= Joseph Silverman =

American rabbi (1860–1930)

Joseph Silverman (August 25, 1860 in Ohio - July 26, 1930 in New York City), was a leading American Reform rabbi and author. He was the first American born rabbi to serve in New York City.

Born in Cincinnati, he attended the University of Cincinnati and received a Doctor of Divinity from the Hebrew Union College in 1887, from which he received his rabbinic ordination three years earlier. In 1887, he married and subsequently had five children with his wife Henrietta.

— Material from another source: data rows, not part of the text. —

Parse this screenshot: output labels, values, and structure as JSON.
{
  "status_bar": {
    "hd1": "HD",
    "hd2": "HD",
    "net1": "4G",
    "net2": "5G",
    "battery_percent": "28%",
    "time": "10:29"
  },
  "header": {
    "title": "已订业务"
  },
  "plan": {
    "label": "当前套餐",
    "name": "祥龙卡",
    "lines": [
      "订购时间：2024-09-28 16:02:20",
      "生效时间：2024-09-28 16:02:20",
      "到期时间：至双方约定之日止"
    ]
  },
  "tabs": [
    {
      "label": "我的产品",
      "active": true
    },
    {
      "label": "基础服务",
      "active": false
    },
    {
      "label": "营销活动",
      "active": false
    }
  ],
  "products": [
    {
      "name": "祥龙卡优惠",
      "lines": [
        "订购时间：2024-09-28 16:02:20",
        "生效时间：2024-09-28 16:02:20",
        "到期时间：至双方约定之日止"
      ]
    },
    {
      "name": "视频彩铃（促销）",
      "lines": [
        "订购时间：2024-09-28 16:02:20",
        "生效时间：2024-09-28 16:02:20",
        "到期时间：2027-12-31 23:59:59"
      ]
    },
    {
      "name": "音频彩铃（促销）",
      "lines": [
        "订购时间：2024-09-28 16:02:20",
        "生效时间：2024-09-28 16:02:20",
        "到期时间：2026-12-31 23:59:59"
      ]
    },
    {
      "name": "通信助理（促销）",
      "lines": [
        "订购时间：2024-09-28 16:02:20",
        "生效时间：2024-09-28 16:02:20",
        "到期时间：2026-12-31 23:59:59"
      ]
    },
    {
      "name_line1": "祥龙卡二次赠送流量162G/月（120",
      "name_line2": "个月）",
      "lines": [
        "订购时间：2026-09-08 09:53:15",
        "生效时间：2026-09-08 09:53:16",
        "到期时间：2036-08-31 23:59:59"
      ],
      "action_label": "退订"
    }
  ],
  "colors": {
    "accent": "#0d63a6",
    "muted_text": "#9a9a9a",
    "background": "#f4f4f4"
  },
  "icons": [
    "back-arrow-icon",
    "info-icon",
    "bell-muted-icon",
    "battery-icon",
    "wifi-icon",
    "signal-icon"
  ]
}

He was Rabbi of Temple Emanu-El, Dallas, Texas, September 1884 to June 1885; rabbi of Congregation B'nai Israel, Galveston, Texas July, 1885 to February 20, 1888. While in Texas he was a circuit preacher to the Jewish communities in the vicinity of Dallas and Galveston, and aided in organizing many Sabbath schools and congregations. He was consulting editor of the Jewish Encyclopedia (Funk & Wagnalls). He helped organize the Religious Congress of the World's Fair in Chicago, 1893, where his address on this occasion was titled, "The Popular Errors About the Jews."

At the beginning of 1888, Silverman received an offer from Temple Emanu-El in New York City to serve as a rabbi of the leading Reform congregation in America. Silverman started at Temple Emanu-El on March 1, 1888, succeeding rabbi Gustav Gottheil.

During the years of his career in New York, 1888-1922 he was also president (1900–1903) of the Central Conference of American Rabbis, the Eastern Council 1918- and was founder and president of the Emanu-El Brotherhood.

Silverman published many articles and books, including A Catechism on Judaism (1886) and The Renaissance of Judaism (1918). An article from The New York Times on April 21, 1912, quoted Silverman at a memorial service for victims of the RMS Titanic disaster as saying "Not God was responsible for this great disaster but the imperfection of human knowledge and judgment."

Silverman died on July 26, 1930, having spent 34 years as the leader of Temple Emanu-El followed by eight years as Rabbi Emeritus. The New York Times described him in its obituary as "one of the most prominent clergymen of his faith in America".